At The Rack Performance Center, we help athletes connect the dots between strength work in the weight room and speed work on the field. When both are trained together, athletes move faster, react quicker, and change direction with more control and confidence.
Strength Is the Foundation of Speed
Speed starts with the ability to generate force against the ground. Every stride, jump, or cut depends on strength in the hips, legs, and core. The stronger those muscles are, the more power an athlete can produce in each step.
Through structured strength training—squats, deadlifts, lunges, and varying accommodating resistance lifts—we teach athletes how to apply force efficiently. This not only increases acceleration and top speed but also improves balance and stability during quick changes of direction.

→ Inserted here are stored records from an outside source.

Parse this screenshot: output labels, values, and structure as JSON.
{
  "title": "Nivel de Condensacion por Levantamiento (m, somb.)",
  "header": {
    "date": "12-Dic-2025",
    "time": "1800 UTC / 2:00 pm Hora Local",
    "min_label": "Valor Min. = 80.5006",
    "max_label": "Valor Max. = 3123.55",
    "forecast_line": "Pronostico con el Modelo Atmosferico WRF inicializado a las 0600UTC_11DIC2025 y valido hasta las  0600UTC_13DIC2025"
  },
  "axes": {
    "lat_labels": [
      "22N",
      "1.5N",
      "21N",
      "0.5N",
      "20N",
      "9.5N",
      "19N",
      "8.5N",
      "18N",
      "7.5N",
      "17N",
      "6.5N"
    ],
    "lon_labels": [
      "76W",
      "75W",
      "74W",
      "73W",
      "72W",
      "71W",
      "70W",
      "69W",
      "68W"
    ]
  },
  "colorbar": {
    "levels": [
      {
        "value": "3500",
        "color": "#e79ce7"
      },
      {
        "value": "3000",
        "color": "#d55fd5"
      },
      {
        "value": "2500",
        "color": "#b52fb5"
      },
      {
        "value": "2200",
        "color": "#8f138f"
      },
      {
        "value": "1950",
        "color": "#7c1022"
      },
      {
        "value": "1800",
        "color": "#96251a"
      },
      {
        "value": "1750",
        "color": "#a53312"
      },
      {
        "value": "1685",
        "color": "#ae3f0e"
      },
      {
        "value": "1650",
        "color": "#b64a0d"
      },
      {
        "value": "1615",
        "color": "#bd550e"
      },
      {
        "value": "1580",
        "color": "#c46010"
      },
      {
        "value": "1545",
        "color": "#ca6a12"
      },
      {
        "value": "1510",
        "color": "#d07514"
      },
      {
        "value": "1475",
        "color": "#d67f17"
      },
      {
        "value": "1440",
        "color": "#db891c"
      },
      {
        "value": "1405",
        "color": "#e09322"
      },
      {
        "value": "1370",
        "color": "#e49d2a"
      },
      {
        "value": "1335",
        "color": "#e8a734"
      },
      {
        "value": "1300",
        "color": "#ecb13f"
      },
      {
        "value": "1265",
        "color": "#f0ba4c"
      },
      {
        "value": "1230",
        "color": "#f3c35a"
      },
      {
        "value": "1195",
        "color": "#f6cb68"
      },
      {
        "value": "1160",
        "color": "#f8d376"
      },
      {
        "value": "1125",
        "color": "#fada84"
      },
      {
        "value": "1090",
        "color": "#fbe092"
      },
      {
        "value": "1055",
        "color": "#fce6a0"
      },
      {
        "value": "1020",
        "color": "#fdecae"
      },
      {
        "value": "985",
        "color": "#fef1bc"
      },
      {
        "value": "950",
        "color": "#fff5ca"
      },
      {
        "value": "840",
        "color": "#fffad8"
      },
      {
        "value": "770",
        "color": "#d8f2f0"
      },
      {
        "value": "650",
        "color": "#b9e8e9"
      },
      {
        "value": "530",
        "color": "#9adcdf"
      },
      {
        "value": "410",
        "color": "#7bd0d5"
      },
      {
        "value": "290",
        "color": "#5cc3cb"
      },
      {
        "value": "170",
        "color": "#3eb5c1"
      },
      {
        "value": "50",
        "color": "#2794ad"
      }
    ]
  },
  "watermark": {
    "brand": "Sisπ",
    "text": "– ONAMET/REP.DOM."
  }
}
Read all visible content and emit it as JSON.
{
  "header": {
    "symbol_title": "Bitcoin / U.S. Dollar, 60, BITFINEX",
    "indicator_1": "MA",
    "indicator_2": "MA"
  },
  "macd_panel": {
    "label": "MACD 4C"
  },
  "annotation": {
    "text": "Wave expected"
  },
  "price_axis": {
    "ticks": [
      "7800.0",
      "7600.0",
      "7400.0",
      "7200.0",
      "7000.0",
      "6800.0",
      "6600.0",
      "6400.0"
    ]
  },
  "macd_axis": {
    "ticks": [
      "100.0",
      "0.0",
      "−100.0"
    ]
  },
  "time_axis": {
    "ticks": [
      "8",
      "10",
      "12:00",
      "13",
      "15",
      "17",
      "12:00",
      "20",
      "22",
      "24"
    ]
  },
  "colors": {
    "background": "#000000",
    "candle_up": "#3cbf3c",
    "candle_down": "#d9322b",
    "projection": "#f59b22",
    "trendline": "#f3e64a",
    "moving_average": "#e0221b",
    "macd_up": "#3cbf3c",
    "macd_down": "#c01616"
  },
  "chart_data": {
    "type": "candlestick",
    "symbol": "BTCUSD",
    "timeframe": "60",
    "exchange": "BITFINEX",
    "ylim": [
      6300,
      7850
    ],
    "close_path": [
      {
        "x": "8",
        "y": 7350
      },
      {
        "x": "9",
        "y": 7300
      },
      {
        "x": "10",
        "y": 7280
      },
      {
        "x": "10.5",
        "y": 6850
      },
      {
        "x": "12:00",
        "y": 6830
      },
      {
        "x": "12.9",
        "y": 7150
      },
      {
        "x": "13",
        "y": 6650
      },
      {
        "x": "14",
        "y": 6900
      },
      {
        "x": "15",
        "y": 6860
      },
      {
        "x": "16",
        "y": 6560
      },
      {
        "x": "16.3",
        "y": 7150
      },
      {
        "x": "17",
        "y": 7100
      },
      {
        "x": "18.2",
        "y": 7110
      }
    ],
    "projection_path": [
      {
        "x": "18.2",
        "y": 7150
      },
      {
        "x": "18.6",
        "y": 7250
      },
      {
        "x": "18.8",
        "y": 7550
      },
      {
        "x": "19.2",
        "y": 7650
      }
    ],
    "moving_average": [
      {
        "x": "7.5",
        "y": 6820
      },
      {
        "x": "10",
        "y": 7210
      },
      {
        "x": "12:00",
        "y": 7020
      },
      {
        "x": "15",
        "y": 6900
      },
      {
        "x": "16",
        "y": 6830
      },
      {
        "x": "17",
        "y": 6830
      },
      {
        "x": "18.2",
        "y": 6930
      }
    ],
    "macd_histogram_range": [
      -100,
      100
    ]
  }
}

Agility is built the same way. Strong, stable joints allow athletes to decelerate and re-accelerate without losing control. When paired with technique drills, strength training becomes the base that turns movement mechanics into real-world speed.
Why Consistent Speed Work Matters
Speed is a skill—and like any skill, it fades if it’s not practiced. Research and field experience show that when speed training isn’t done at least twice per week, athletes can lose sharpness in both top-end velocity and game speed within weeks.

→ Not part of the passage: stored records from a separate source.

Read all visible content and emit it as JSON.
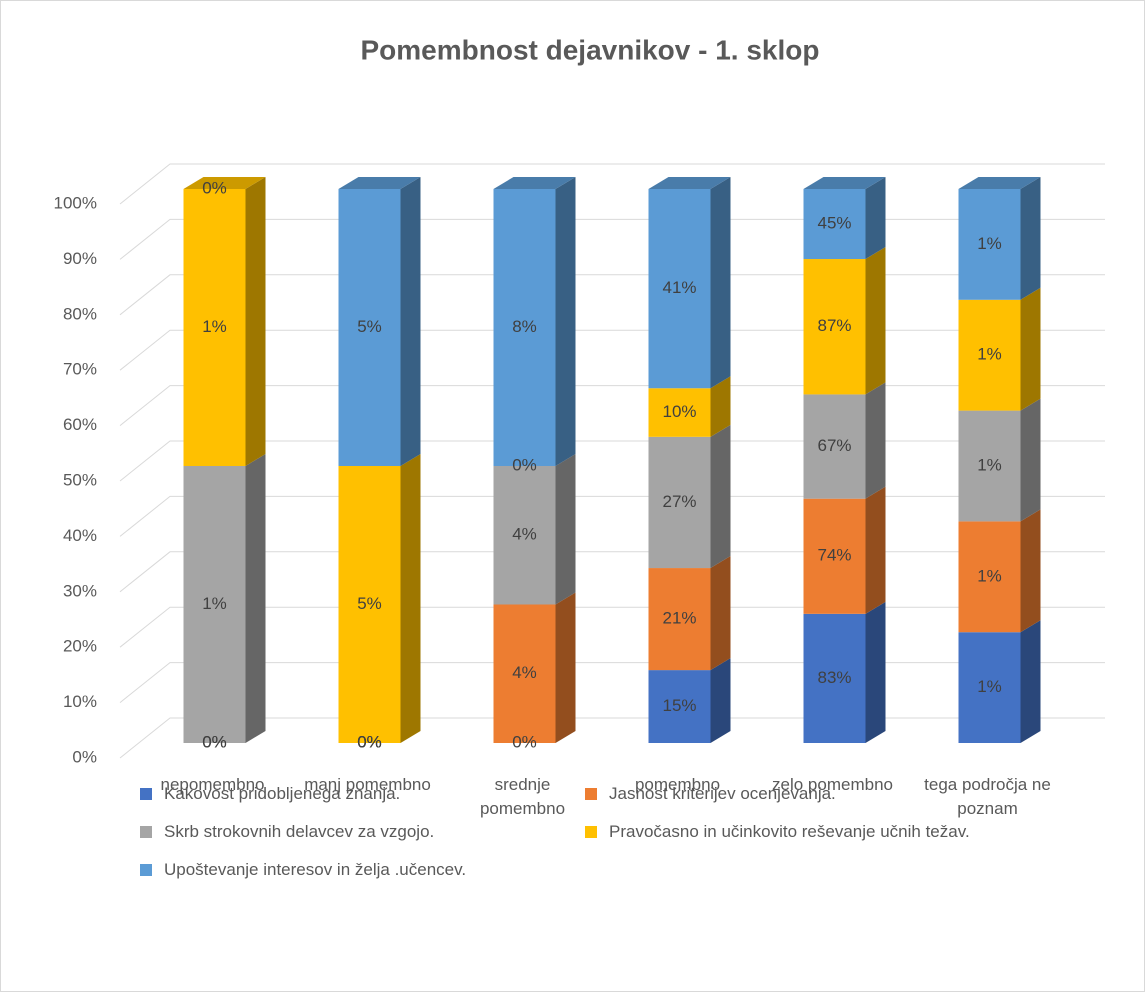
{
  "chart_data": {
    "type": "bar",
    "stacked": "percent",
    "title": "Pomembnost dejavnikov - 1. sklop",
    "categories": [
      "nepomembno",
      "manj pomembno",
      "srednje pomembno",
      "pomembno",
      "zelo pomembno",
      "tega področja ne poznam"
    ],
    "series": [
      {
        "name": "Kakovost pridobljenega znanja.",
        "color": "#4472c4",
        "values": [
          0,
          0,
          0,
          15,
          83,
          1
        ],
        "value_labels": [
          "0%",
          "0%",
          "0%",
          "15%",
          "83%",
          "1%"
        ]
      },
      {
        "name": "Jasnost kriterijev ocenjevanja.",
        "color": "#ed7d31",
        "values": [
          0,
          0,
          4,
          21,
          74,
          1
        ],
        "value_labels": [
          "0%",
          "0%",
          "4%",
          "21%",
          "74%",
          "1%"
        ]
      },
      {
        "name": "Skrb strokovnih delavcev za vzgojo.",
        "color": "#a5a5a5",
        "values": [
          1,
          0,
          4,
          27,
          67,
          1
        ],
        "value_labels": [
          "1%",
          "0%",
          "4%",
          "27%",
          "67%",
          "1%"
        ]
      },
      {
        "name": "Pravočasno in učinkovito reševanje učnih težav.",
        "color": "#ffc000",
        "values": [
          1,
          5,
          0,
          10,
          87,
          1
        ],
        "value_labels": [
          "1%",
          "5%",
          "0%",
          "10%",
          "87%",
          "1%"
        ]
      },
      {
        "name": "Upoštevanje interesov in želja .učencev.",
        "color": "#5b9bd5",
        "values": [
          0,
          5,
          8,
          41,
          45,
          1
        ],
        "value_labels": [
          "0%",
          "5%",
          "8%",
          "41%",
          "45%",
          "1%"
        ]
      }
    ],
    "ylim": [
      0,
      100
    ],
    "yticks": [
      {
        "value": 0,
        "label": "0%"
      },
      {
        "value": 10,
        "label": "10%"
      },
      {
        "value": 20,
        "label": "20%"
      },
      {
        "value": 30,
        "label": "30%"
      },
      {
        "value": 40,
        "label": "40%"
      },
      {
        "value": 50,
        "label": "50%"
      },
      {
        "value": 60,
        "label": "60%"
      },
      {
        "value": 70,
        "label": "70%"
      },
      {
        "value": 80,
        "label": "80%"
      },
      {
        "value": 90,
        "label": "90%"
      },
      {
        "value": 100,
        "label": "100%"
      }
    ],
    "grid": true
  }
}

Many high school athletes lift regularly but skip true sprint or change-of-direction sessions during the season or in summer programs. The result is slower reaction time, reduced stride power, and an overall drop in performance.
At The Rack Performance Center, we program dedicated speed sessions every week. These include sprint mechanics, resisted sprints, acceleration drills, and lateral movement patterns—all performed at full intensity and with proper rest to maintain quality. The consistency keeps the nervous system firing at high speeds and ensures strength gains actually transfer to faster movement.
Strength + Speed = Game-Ready Agility
When an athlete combines strength, mobility, and consistent speed work, their agility improves naturally. They can stop faster, redirect efficiently, and hit top speed sooner. Every cut and stride becomes more explosive because the body has learned how to apply force in the right direction, at the right time.
That’s what separates athletes who are simply conditioned from those who are truly fast.
The Bottom Line
Strength and conditioning is the foundation of real speed development. Without it, athletes might look quick in short drills—but under game pressure, they can’t sustain it. By training strength and speed together, at least twice a week, athletes at The Rack Performance Center build lasting power, sharper movement, and the kind of game-changing quickness that shows up when it matters most.